Erbin widerruft Kontovollmacht für Miterben – Bank lässt trotzdem Verfügungen des Miterben zu
LG Aachen – Urteil vom 18.01.2018 – 1 O 138/16
- Miterbin widerruft Kontovollmacht für ihren Bruder
- Bank lässt trotzdem Verfügungen des Bruders über das Konto zu
- Gericht verurteilt die Bank zur Erstattung der Beträge
Das Landgericht Aachen hatte über einen Rückzahlungsanspruch einer Erbin zu befinden, die mit Verfügungen über ein Nachlasskonto nicht einverstanden war.
In der Angelegenheit hatte ein Erblasser am 21.11.2001 ein notarielles Testament verfasst. In diesem Testament setzte der Erblasser seine Tochter, die spätere Klägerin, und seinen Sohn zu hälftigen Erben seines Vermögens ein.
Gleichzeitig hatte der Erblasser seinem Sohn eine Versorgungsvollmacht erteilt, die auch über den Tod des Erblassers hinaus Gültigkeit haben sollte. Diese Vollmacht berechtigte den Sohn des Erblassers auch, über ein Bankkonto des Erblassers bei der X-Bank zu verfügen.
Der Erblasser verstarb am 04.08.2014.
Kontovollmacht wird ausdrücklich widerrufen
Mit Schreiben vom 09.12.2014 erklärte die Tochter gegenüber der X-Bank, dass sie die ihrem Bruder erteilte Vollmacht widerrufe. Die Bank bestätigte den Eingang des Widerrufs. Ein Mitarbeiter der Bank teilte mit, dass die „ausschließlich gemeinsame Verfügungsberechtigung“ über das Nachlasskonto bei der Bank bekannt sei.
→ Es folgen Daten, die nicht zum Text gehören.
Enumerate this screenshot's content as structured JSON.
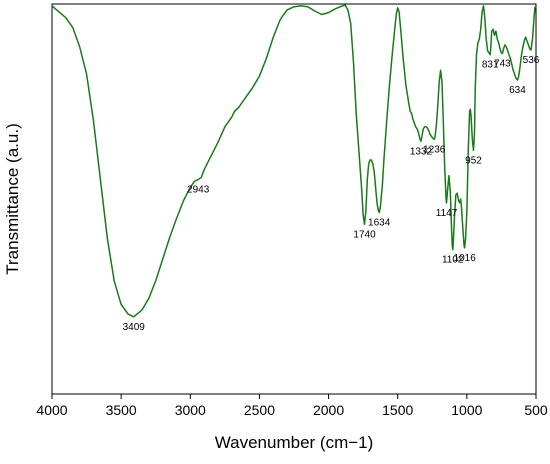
{
  "chart_data": {
    "type": "line",
    "xlabel": "Wavenumber (cm−1)",
    "ylabel": "Transmittance (a.u.)",
    "xlim": [
      4000,
      500
    ],
    "x_reversed": true,
    "x_ticks": [
      4000,
      3500,
      3000,
      2500,
      2000,
      1500,
      1000,
      500
    ],
    "y_ticks_shown": false,
    "ylim": [
      0,
      100
    ],
    "grid": false,
    "legend": "none",
    "line_color": "#1a7a1a",
    "series": [
      {
        "points": [
          [
            4000,
            99.5
          ],
          [
            3950,
            98
          ],
          [
            3900,
            96.5
          ],
          [
            3850,
            94
          ],
          [
            3800,
            89
          ],
          [
            3750,
            82
          ],
          [
            3700,
            70
          ],
          [
            3650,
            55
          ],
          [
            3600,
            40
          ],
          [
            3550,
            29
          ],
          [
            3500,
            23
          ],
          [
            3450,
            20.5
          ],
          [
            3409,
            19.8
          ],
          [
            3350,
            21.5
          ],
          [
            3300,
            24.5
          ],
          [
            3250,
            29
          ],
          [
            3200,
            34.5
          ],
          [
            3150,
            40
          ],
          [
            3100,
            45
          ],
          [
            3050,
            49.5
          ],
          [
            3000,
            53
          ],
          [
            2970,
            54.5
          ],
          [
            2943,
            55
          ],
          [
            2920,
            55.5
          ],
          [
            2900,
            57.5
          ],
          [
            2850,
            61
          ],
          [
            2800,
            64.5
          ],
          [
            2750,
            68.5
          ],
          [
            2700,
            71
          ],
          [
            2680,
            72.5
          ],
          [
            2650,
            73.5
          ],
          [
            2620,
            75
          ],
          [
            2600,
            76
          ],
          [
            2550,
            78.5
          ],
          [
            2500,
            81.5
          ],
          [
            2450,
            86
          ],
          [
            2400,
            91.5
          ],
          [
            2350,
            96
          ],
          [
            2300,
            98.5
          ],
          [
            2250,
            99.3
          ],
          [
            2200,
            99.5
          ],
          [
            2150,
            99.3
          ],
          [
            2100,
            98.2
          ],
          [
            2050,
            97.3
          ],
          [
            2000,
            97.8
          ],
          [
            1950,
            98.8
          ],
          [
            1900,
            99.5
          ],
          [
            1880,
            99.7
          ],
          [
            1860,
            98.5
          ],
          [
            1840,
            95
          ],
          [
            1820,
            85
          ],
          [
            1800,
            72
          ],
          [
            1780,
            62
          ],
          [
            1760,
            52
          ],
          [
            1750,
            46
          ],
          [
            1740,
            43.5
          ],
          [
            1730,
            47
          ],
          [
            1720,
            55
          ],
          [
            1710,
            59
          ],
          [
            1700,
            60
          ],
          [
            1690,
            60
          ],
          [
            1680,
            59
          ],
          [
            1670,
            57
          ],
          [
            1660,
            53
          ],
          [
            1650,
            49
          ],
          [
            1640,
            47
          ],
          [
            1634,
            46.5
          ],
          [
            1625,
            48
          ],
          [
            1610,
            54
          ],
          [
            1600,
            60
          ],
          [
            1580,
            70
          ],
          [
            1560,
            79
          ],
          [
            1540,
            87
          ],
          [
            1520,
            94
          ],
          [
            1510,
            97.5
          ],
          [
            1500,
            99
          ],
          [
            1490,
            98
          ],
          [
            1480,
            94
          ],
          [
            1460,
            86
          ],
          [
            1440,
            79
          ],
          [
            1420,
            74.5
          ],
          [
            1410,
            72.5
          ],
          [
            1400,
            72
          ],
          [
            1390,
            70.5
          ],
          [
            1380,
            69.5
          ],
          [
            1370,
            68.5
          ],
          [
            1360,
            68
          ],
          [
            1350,
            67
          ],
          [
            1340,
            65.5
          ],
          [
            1332,
            64.8
          ],
          [
            1325,
            66
          ],
          [
            1315,
            68
          ],
          [
            1305,
            68.5
          ],
          [
            1295,
            68.5
          ],
          [
            1285,
            68.2
          ],
          [
            1275,
            67.5
          ],
          [
            1265,
            66.5
          ],
          [
            1255,
            66
          ],
          [
            1245,
            65.5
          ],
          [
            1236,
            65.3
          ],
          [
            1230,
            66
          ],
          [
            1220,
            69
          ],
          [
            1210,
            74
          ],
          [
            1200,
            80
          ],
          [
            1190,
            83
          ],
          [
            1180,
            80
          ],
          [
            1170,
            70
          ],
          [
            1160,
            58
          ],
          [
            1150,
            50
          ],
          [
            1147,
            49
          ],
          [
            1140,
            52
          ],
          [
            1130,
            56
          ],
          [
            1120,
            52
          ],
          [
            1110,
            42
          ],
          [
            1105,
            38
          ],
          [
            1102,
            37
          ],
          [
            1098,
            39
          ],
          [
            1090,
            45
          ],
          [
            1080,
            51
          ],
          [
            1070,
            51.5
          ],
          [
            1060,
            49.5
          ],
          [
            1050,
            49
          ],
          [
            1045,
            50
          ],
          [
            1040,
            48.5
          ],
          [
            1030,
            43
          ],
          [
            1020,
            38
          ],
          [
            1016,
            37.5
          ],
          [
            1010,
            39.5
          ],
          [
            1000,
            47
          ],
          [
            990,
            62
          ],
          [
            980,
            72.5
          ],
          [
            975,
            73
          ],
          [
            970,
            71.5
          ],
          [
            960,
            65
          ],
          [
            952,
            62.5
          ],
          [
            945,
            67
          ],
          [
            940,
            78
          ],
          [
            930,
            87
          ],
          [
            920,
            90
          ],
          [
            910,
            91
          ],
          [
            900,
            93.5
          ],
          [
            890,
            98
          ],
          [
            880,
            99.5
          ],
          [
            870,
            96.5
          ],
          [
            860,
            91
          ],
          [
            850,
            88
          ],
          [
            840,
            87.5
          ],
          [
            831,
            87
          ],
          [
            825,
            90
          ],
          [
            820,
            93
          ],
          [
            810,
            93.5
          ],
          [
            800,
            92
          ],
          [
            790,
            93
          ],
          [
            780,
            91
          ],
          [
            770,
            90
          ],
          [
            760,
            88.5
          ],
          [
            750,
            87.5
          ],
          [
            743,
            87.3
          ],
          [
            735,
            88.5
          ],
          [
            725,
            89.5
          ],
          [
            715,
            89
          ],
          [
            705,
            88
          ],
          [
            695,
            87
          ],
          [
            685,
            86
          ],
          [
            675,
            84.5
          ],
          [
            665,
            83
          ],
          [
            655,
            82
          ],
          [
            645,
            81
          ],
          [
            634,
            80.5
          ],
          [
            625,
            81.5
          ],
          [
            615,
            84
          ],
          [
            605,
            87
          ],
          [
            595,
            89
          ],
          [
            585,
            90.5
          ],
          [
            575,
            91.5
          ],
          [
            560,
            90
          ],
          [
            550,
            89
          ],
          [
            545,
            88.5
          ],
          [
            536,
            88.2
          ],
          [
            525,
            91
          ],
          [
            515,
            96
          ],
          [
            508,
            99
          ],
          [
            500,
            99.5
          ]
        ]
      }
    ],
    "annotations": [
      {
        "text": "3409",
        "x": 3409,
        "y": 19.8
      },
      {
        "text": "2943",
        "x": 2943,
        "y": 55
      },
      {
        "text": "1740",
        "x": 1740,
        "y": 43.5
      },
      {
        "text": "1634",
        "x": 1634,
        "y": 46.5
      },
      {
        "text": "1332",
        "x": 1332,
        "y": 64.8
      },
      {
        "text": "1236",
        "x": 1236,
        "y": 65.3
      },
      {
        "text": "1147",
        "x": 1147,
        "y": 49
      },
      {
        "text": "1102",
        "x": 1102,
        "y": 37
      },
      {
        "text": "1016",
        "x": 1016,
        "y": 37.5
      },
      {
        "text": "952",
        "x": 952,
        "y": 62.5
      },
      {
        "text": "831",
        "x": 831,
        "y": 87
      },
      {
        "text": "743",
        "x": 743,
        "y": 87.3
      },
      {
        "text": "634",
        "x": 634,
        "y": 80.5
      },
      {
        "text": "536",
        "x": 536,
        "y": 88.2
      }
    ]
  }
}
In der Folge ließ die Tochter des Erblassers ihrem Bruder die Nachricht zukommen, dass sie an der Begleichung aller nachlassbezogenen Rechnungen von dem Nachlasskonto mitwirken werde.
Im 4. Quartal des Jahres 2015 wurden trotz des Widerrufs der Vollmacht dann aber Überweisungen von dem Nachlasskonto ausgeführt, von denen die Tochter nicht informiert wurde und zu denen sie auch nicht ihre Zustimmung erteilt hatte.
Bank wird zur Erstattung der Beträge aufgefordert
Im Februar 2016 forderte die Tochter des Erblassers die Bank auf, sämtliche Beträge, die ohne Wissen der Tochter nach dem Widerruf der Vollmacht von dem Nachlasskonto überwiesen wurden, dem Konto wieder gutzuschreiben.
Die Bank weigerte sich die Gelder zurück zu führen. Sie verwies darauf, dass das Verhalten der Tochter des Erblassers treuwidrig sei, da die Tochter gegenüber ihrem Bruder zugesagt habe, sämtliche nachlassbezogenen Verfügungen über das Nachlasskonto mit zu tragen.
Die Angelegenheit ging zu Gericht, wo die Tochter die Bank auf Erstattung der ohne ihre Zustimmung abgeflossenen Beträge in Anspruch nahm.
Das Landgericht gab der Klage in vollem Umfang statt.
In der Begründung des Urteils wies das Gericht darauf hin, dass sich für die Klägerin ein Anspruch gegen die Bank aus § 675 u S. 2 BGB ergeben würde. Der von der Bank durchgeführte Zahlungsvorgang sei von der Klägerin nicht autorisiert gewesen.
Bank führt ohne Autorisierung Zahlungen aus
Eine Authorisierung der Zahlungen alleine durch den Bruder der Klägerin und Miterben sei nicht ausreichend. Miterben könnten über ein Nachlasskonto grundsätzlich nur gemeinsam verfügen, § 2040 BGB. Die Vollmacht des Bruders sei wirksam widerrufen worden, von diesem Vorgang habe die Bank auch Kenntnis gehabt.
Die Forderung der Tochter des Erblassers auf Erstattung der Beträge sei, so das Gericht weiter, auch nicht rechtsmissbräuchlich. Zwar bestehe der Grundsatz, dass niemand einklagen könne, was er sogleich nach Erhalt wieder zurückgeben müsste.
Im vorliegenden Fall könne aber einen solchen Einwand allenfalls der Bruder der Klägerin und Miterbe geltend machen. Auf die Pflicht der Klägerin zur Teilnahme an einer ordnungsgemäßen Nachlassverwaltung könne sich die Bank nicht berufen.
Im Ergebnis musste die Bank die unrechtmäßig abgeflossenen Beträge dem Nachlasskonto wieder gutschreiben.